Traveling with other people takes a huge intimidation factor out of going to France. I can barely navigate my way around campus and I’ve lived here for three years. My mom always told me that if I were one of the rats that had to find their way out of a maze, I would die. Finding my way through three different airports on the way to France and then finding my way to the French university I will be attending is my equivalent of being asked to roll a two- ton boulder up a hill. Hopefully, my newfound travel mates will be a bit more navigationally inclined.

After finding my plane ticket I started to become more curious about Aix itself. I’ve started reading articles online from a local paper from Aix-en-Provence and learning about the food. The traditional Aix snack I am most excited to try is a calisson. A calisson is a little cookie that is almond shaped and usually topped with white or pastel colored frosting. According to local folklore, the cookies were invented to cheer up a 22-year-old princess after she was wed to a 45-year-old king. Who knows if their marriage lasted, but at least the calisson is still around!

These simple looking sweets are deceivingly complex. The cookie itself is a wafer that is topped with a ground paste made from almonds, candied melon, and orange peel. The cookies are usually run through a special press to get their signature petal shape and are then topped with royal icing. My first French bucket-list item is to find a pâtisserie (French for bakery) that will let me film the calisson making process. Hopefully I’ll be able to post it back here!
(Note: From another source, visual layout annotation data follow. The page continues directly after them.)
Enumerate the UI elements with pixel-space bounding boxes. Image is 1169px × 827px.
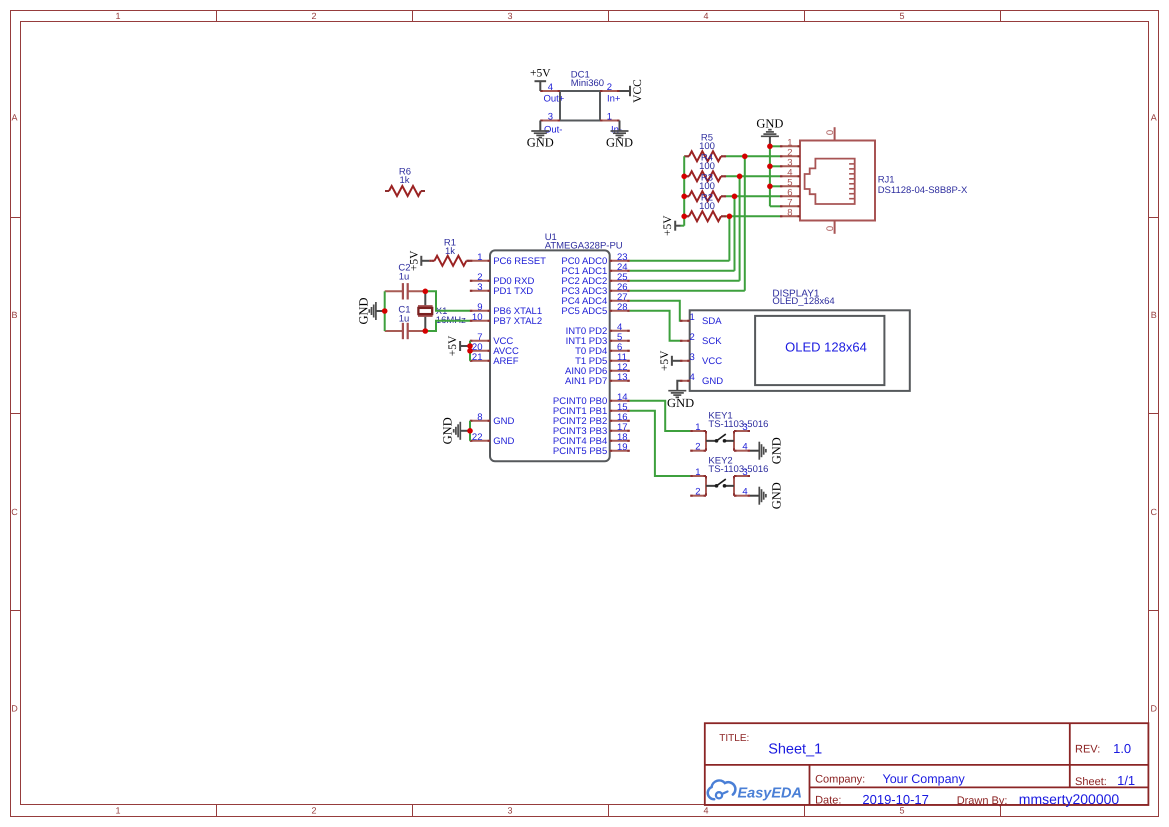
U1 pin 19 PCINT5 PB5	[553, 442, 630, 457]
svg-text:1: 1	[690, 312, 695, 323]
svg-text:22: 22	[472, 432, 483, 443]
svg-text:GND: GND	[770, 482, 784, 509]
ground at C1/C2 left	[356, 297, 384, 324]
svg-text:EasyEDA: EasyEDA	[738, 786, 802, 802]
U1 pin 24 PC1 ADC1	[561, 262, 629, 277]
title block	[705, 723, 1149, 807]
svg-text:5: 5	[899, 11, 904, 21]
svg-text:Mini360: Mini360	[571, 78, 604, 89]
svg-text:SCK: SCK	[702, 336, 722, 347]
wire from U1 pin 24	[630, 270, 735, 272]
svg-text:1: 1	[115, 11, 120, 21]
ground above RJ1	[756, 117, 783, 147]
wire crystal bottom to U1 pin 10	[425, 321, 470, 331]
svg-text:0: 0	[825, 226, 836, 231]
svg-text:1: 1	[695, 422, 700, 433]
U1 pin 21 AREF	[470, 352, 519, 367]
svg-text:AIN1 PD7: AIN1 PD7	[565, 376, 607, 387]
svg-text:8: 8	[787, 208, 792, 219]
U1 pin 9 PB6 XTAL1	[470, 302, 542, 317]
wire from U1 pin 25	[630, 280, 740, 282]
U1 pin 26 PC3 ADC3	[561, 282, 629, 297]
wire R3 to RJ1 pin 6	[726, 195, 780, 197]
ground at KEY2 pin 4	[750, 482, 784, 509]
+5V power flag at resistor bank	[662, 215, 680, 236]
svg-text:VCC: VCC	[702, 356, 722, 367]
wire U1 pin 28 to OLED SCK	[630, 311, 680, 341]
svg-text:D: D	[11, 704, 18, 714]
wire vertical RJ1 pin8 net to U1 pin 23	[728, 216, 730, 260]
svg-text:+5V: +5V	[662, 215, 674, 236]
ground at OLED GND	[667, 381, 694, 410]
wire U1 pin 27 to OLED SDA	[630, 301, 680, 321]
svg-text:REV:: REV:	[1075, 743, 1100, 755]
svg-text:D: D	[1151, 704, 1158, 714]
wire R5 to RJ1 pin 2	[726, 155, 780, 157]
svg-text:GND: GND	[770, 437, 784, 464]
svg-text:GND: GND	[441, 417, 455, 444]
svg-text:2: 2	[607, 82, 612, 93]
svg-text:3: 3	[477, 282, 482, 293]
svg-text:2: 2	[690, 332, 695, 343]
junction dot R2 left	[681, 214, 687, 220]
svg-text:3: 3	[548, 111, 553, 122]
svg-text:10: 10	[472, 312, 483, 323]
svg-text:PB7 XTAL2: PB7 XTAL2	[493, 316, 542, 327]
svg-text:GND: GND	[527, 136, 554, 150]
svg-text:1/1: 1/1	[1117, 773, 1135, 788]
+5V power flag at DC1 pin 4	[530, 68, 551, 91]
U1 pin 17 PCINT3 PB3	[553, 422, 630, 437]
svg-text:1.0: 1.0	[1113, 741, 1131, 756]
pushbutton KEY2 TS-1103-5016	[690, 455, 768, 497]
svg-text:1: 1	[115, 806, 120, 816]
svg-text:DS1128-04-S8B8P-X: DS1128-04-S8B8P-X	[878, 185, 968, 196]
wire from U1 pin 23	[630, 260, 730, 262]
capacitor C2 1u	[385, 262, 426, 299]
U1 pin 10 PB7 XTAL2	[470, 312, 542, 327]
junction dot R2 out	[727, 214, 733, 220]
+5V power flag at OLED VCC	[659, 350, 680, 371]
junction dot R5 out	[742, 154, 748, 160]
svg-text:GND: GND	[667, 396, 694, 410]
U1 pin 20 AVCC	[470, 342, 519, 357]
svg-text:1u: 1u	[399, 313, 410, 324]
resistor R2 100	[684, 192, 726, 221]
svg-text:GND: GND	[493, 416, 514, 427]
U1 pin 22 GND	[470, 432, 515, 447]
svg-text:TITLE:: TITLE:	[719, 733, 749, 744]
svg-text:Company:: Company:	[815, 773, 865, 785]
svg-text:4: 4	[742, 487, 747, 498]
wire +5V bus left of resistor bank	[683, 156, 685, 225]
svg-text:2: 2	[311, 806, 316, 816]
svg-text:C: C	[11, 507, 18, 517]
wire vertical RJ1 pin4 net to U1 pin 25	[739, 176, 741, 280]
U1 pin 12 AIN0 PD6	[565, 362, 630, 377]
VCC power flag at DC1 pin 2	[620, 79, 645, 103]
capacitor C1 1u	[385, 304, 426, 339]
svg-text:mmserty200000: mmserty200000	[1019, 791, 1120, 807]
wire vertical RJ1 pin6 net to U1 pin 24	[734, 196, 736, 270]
U1 pin 16 PCINT2 PB2	[553, 412, 630, 427]
svg-text:AREF: AREF	[493, 356, 519, 367]
svg-text:OLED_128x64: OLED_128x64	[772, 296, 834, 307]
svg-text:8: 8	[477, 412, 482, 423]
svg-text:3: 3	[507, 806, 512, 816]
svg-text:100: 100	[699, 141, 715, 152]
junction dot R3 out	[732, 194, 738, 200]
svg-text:1: 1	[477, 252, 482, 263]
svg-text:Date:: Date:	[815, 794, 841, 806]
svg-text:OLED 128x64: OLED 128x64	[785, 340, 867, 355]
svg-text:GND: GND	[493, 436, 514, 447]
junction dot U1 +5V	[467, 343, 473, 349]
+5V power flag at R1	[408, 250, 429, 271]
wire vertical RJ1 pin2 net to U1 pin 26	[744, 156, 746, 290]
svg-text:19: 19	[617, 442, 628, 453]
junction dot U1 GND	[467, 428, 473, 434]
svg-text:0: 0	[825, 130, 836, 135]
svg-text:TS-1103-5016: TS-1103-5016	[708, 419, 768, 430]
U1 pin 15 PCINT1 PB1	[553, 402, 630, 417]
svg-text:4: 4	[690, 372, 695, 383]
wire from U1 pin 26	[630, 290, 745, 292]
svg-text:1k: 1k	[399, 175, 409, 186]
svg-text:21: 21	[472, 352, 483, 363]
U1 pin 1 PC6 RESET	[470, 252, 546, 267]
svg-text:TS-1103-5016: TS-1103-5016	[708, 464, 768, 475]
resistor R5 100	[684, 132, 726, 161]
wire U1 VCC/AVCC/AREF vertical	[469, 341, 471, 361]
U1 pin 18 PCINT4 PB4	[553, 432, 630, 447]
+5V power flag at U1 pins 7/20/21	[447, 335, 470, 356]
svg-text:100: 100	[699, 161, 715, 172]
ground at DC1 pin 1	[606, 121, 633, 150]
svg-text:PC6 RESET: PC6 RESET	[493, 256, 546, 267]
svg-text:1: 1	[695, 467, 700, 478]
junction dot GND pin1	[767, 144, 773, 150]
wire U1 pin 14 to KEY1	[630, 401, 691, 431]
junction dot R4 out	[737, 174, 743, 180]
U1 pin 8 GND	[470, 412, 515, 427]
svg-text:Drawn By:: Drawn By:	[957, 795, 1008, 807]
pushbutton KEY1 TS-1103-5016	[690, 410, 768, 452]
svg-text:Sheet:: Sheet:	[1075, 776, 1107, 788]
resistor R4 100	[684, 152, 726, 181]
svg-text:GND: GND	[756, 117, 783, 131]
EasyEDA logo	[708, 780, 802, 801]
wire R2 to RJ1 pin 8	[726, 215, 780, 217]
U1 pin 23 PC0 ADC0	[561, 252, 629, 267]
svg-text:2: 2	[695, 487, 700, 498]
svg-text:100: 100	[699, 201, 715, 212]
microcontroller U1 ATMEGA328P-PU	[490, 232, 623, 461]
U1 pin 2 PD0 RXD	[470, 272, 535, 287]
svg-text:4: 4	[703, 806, 708, 816]
svg-text:3: 3	[690, 352, 695, 363]
wire R4 to RJ1 pin 4	[726, 175, 780, 177]
svg-text:+5V: +5V	[659, 350, 671, 371]
U1 pin 7 VCC	[470, 332, 513, 347]
U1 pin 11 T1 PD5	[575, 352, 630, 367]
U1 pin 5 INT1 PD3	[566, 332, 630, 347]
junction dot U1 AVCC	[467, 348, 473, 354]
svg-text:Sheet_1: Sheet_1	[768, 742, 822, 758]
ground at KEY1 pin 4	[750, 437, 784, 464]
wire C2/C1 left vertical	[384, 291, 386, 331]
junction dot GND pin5	[767, 184, 773, 190]
svg-text:In+: In+	[607, 93, 621, 104]
junction dot R3 left	[681, 194, 687, 200]
connector RJ1 DS1128-04-S8B8P-X	[780, 127, 968, 234]
svg-text:28: 28	[617, 302, 628, 313]
U1 pin 3 PD1 TXD	[470, 282, 533, 297]
svg-text:Your Company: Your Company	[883, 772, 966, 786]
svg-text:SDA: SDA	[702, 316, 722, 327]
U1 pin 27 PC4 ADC4	[561, 292, 629, 307]
wire U1 pin 15 to KEY2	[630, 411, 691, 476]
U1 pin 13 AIN1 PD7	[565, 372, 630, 387]
resistor R1 1k	[429, 238, 470, 266]
U1 pin 4 INT0 PD2	[566, 322, 630, 337]
wire crystal top to U1 pin 9	[425, 291, 470, 311]
U1 pin 25 PC2 ADC2	[561, 272, 629, 287]
svg-text:1u: 1u	[399, 271, 410, 282]
svg-text:5: 5	[899, 806, 904, 816]
U1 pin 6 T0 PD4	[575, 342, 630, 357]
svg-text:A: A	[11, 113, 17, 123]
junction dot crystal bottom	[423, 328, 429, 334]
svg-text:A: A	[1151, 113, 1157, 123]
U1 pin 28 PC5 ADC5	[561, 302, 629, 317]
junction dot GND pin3	[767, 164, 773, 170]
wire GND bus left of RJ1	[769, 146, 771, 206]
svg-text:1k: 1k	[445, 246, 455, 257]
svg-text:PD1 TXD: PD1 TXD	[493, 286, 533, 297]
junction dot R4 left	[681, 174, 687, 180]
U1 pin 14 PCINT0 PB0	[553, 392, 630, 407]
svg-text:B: B	[11, 310, 17, 320]
svg-text:B: B	[1151, 310, 1157, 320]
resistor R3 100	[684, 172, 726, 201]
svg-text:PC5 ADC5: PC5 ADC5	[561, 306, 607, 317]
svg-text:13: 13	[617, 372, 628, 383]
svg-text:ATMEGA328P-PU: ATMEGA328P-PU	[545, 240, 623, 251]
wire GND to RJ1 pin 7	[770, 205, 780, 207]
junction dot C-left	[382, 308, 388, 314]
svg-text:2: 2	[311, 11, 316, 21]
ground at U1 pins 8/22	[441, 417, 470, 444]
wire GND to RJ1 pin 1	[770, 145, 780, 147]
wire GND to RJ1 pin 5	[770, 185, 780, 187]
svg-text:+5V: +5V	[530, 68, 551, 80]
svg-text:4: 4	[742, 442, 747, 453]
svg-text:3: 3	[507, 11, 512, 21]
crystal X1 16MHz	[418, 291, 466, 331]
svg-text:Out+: Out+	[544, 93, 565, 104]
svg-text:100: 100	[699, 181, 715, 192]
svg-text:VCC: VCC	[632, 79, 644, 103]
svg-text:2: 2	[695, 442, 700, 453]
svg-text:GND: GND	[356, 297, 370, 324]
display module DISPLAY1 OLED_128x64	[680, 289, 910, 391]
wire GND to RJ1 pin 3	[770, 165, 780, 167]
svg-text:+5V: +5V	[447, 335, 459, 356]
svg-text:GND: GND	[702, 376, 723, 387]
svg-text:2019-10-17: 2019-10-17	[862, 792, 929, 807]
ground at DC1 pin 3	[527, 121, 554, 150]
wire +5V corner at resistor bank	[681, 225, 685, 227]
svg-text:C: C	[1151, 507, 1158, 517]
svg-text:PCINT5 PB5: PCINT5 PB5	[553, 446, 607, 457]
junction dot crystal top	[423, 289, 429, 295]
resistor R6 1k (floating)	[385, 167, 425, 197]
voltage regulator DC1 Mini360	[540, 70, 622, 136]
svg-text:4: 4	[548, 82, 553, 93]
svg-text:GND: GND	[606, 136, 633, 150]
wire U1 GND vertical	[469, 421, 471, 441]
svg-text:4: 4	[703, 11, 708, 21]
svg-text:1: 1	[607, 111, 612, 122]
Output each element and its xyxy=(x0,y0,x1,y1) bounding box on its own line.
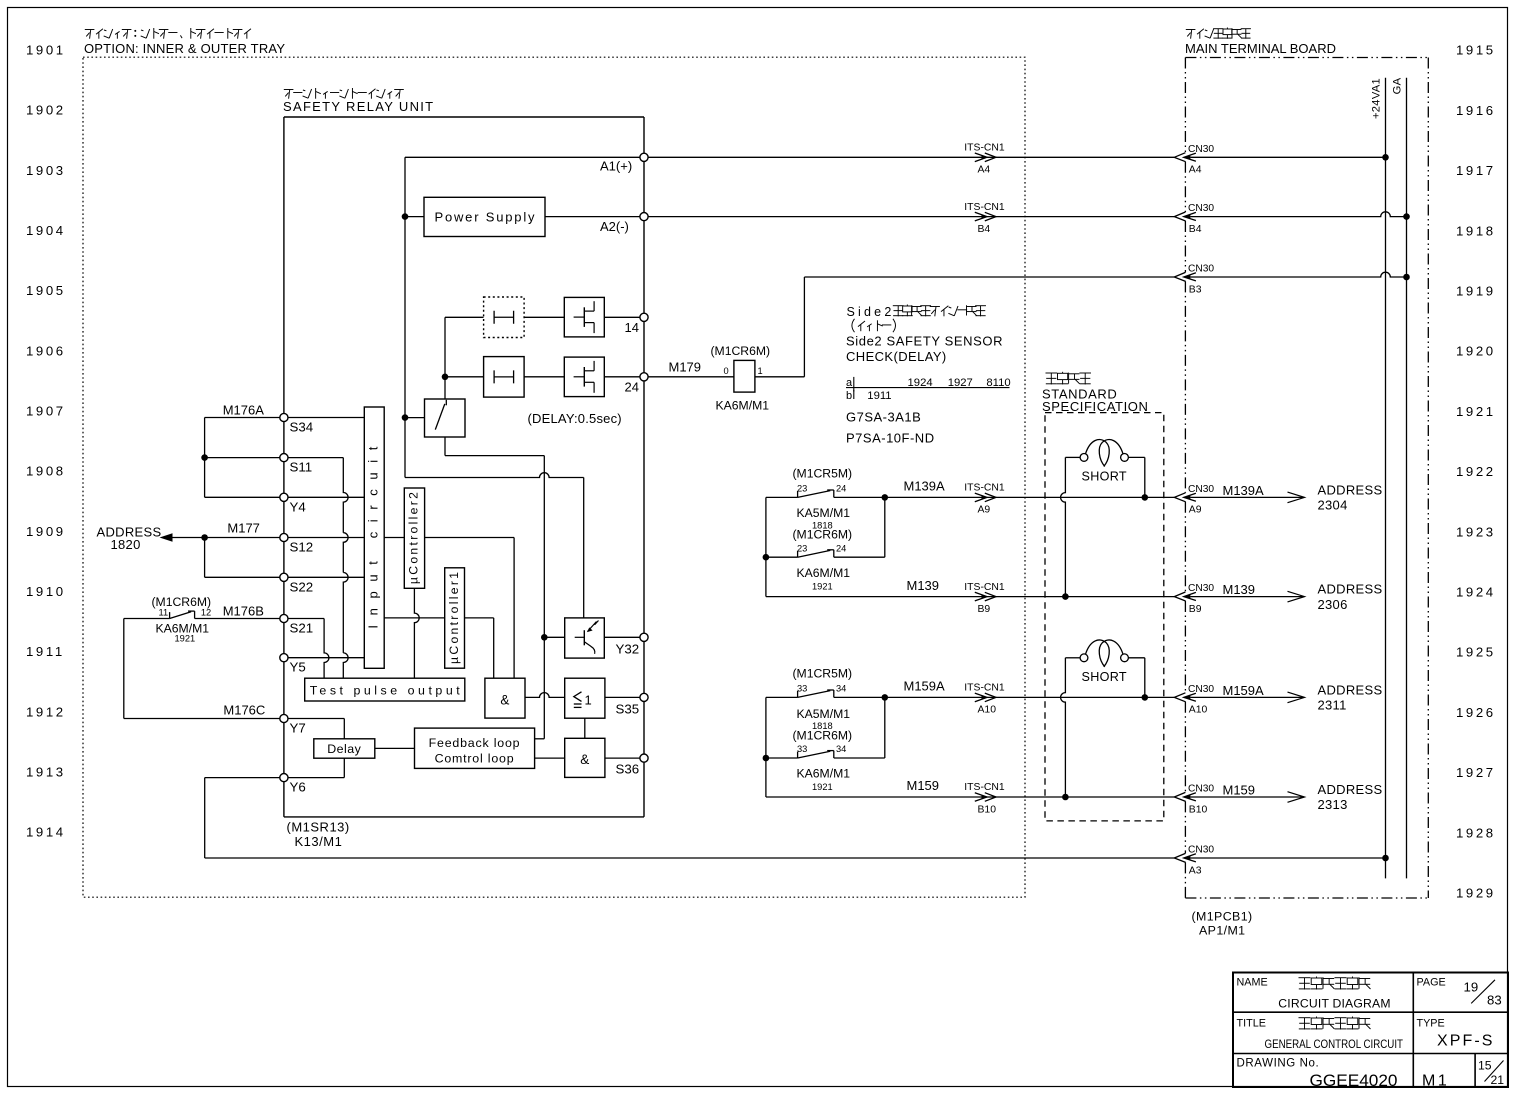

While for now I am stuck getting glimpses of Aix-en-Provence from either the internet or from stories of Aix study abroad alumni (be sure to check out the study abroad office’s email list of past study abroad students. It is a gold mine of information!) , it will be only a little over a month that I will be walking the streets of Aix myself! Filling out a form may not sound like something that could make a persons toes twitch or put butterflies in your stomach, but with each form I fill out I remember that I am one step closer to Aix, and that is enough to put a goofy smile on my face for the rest of the day.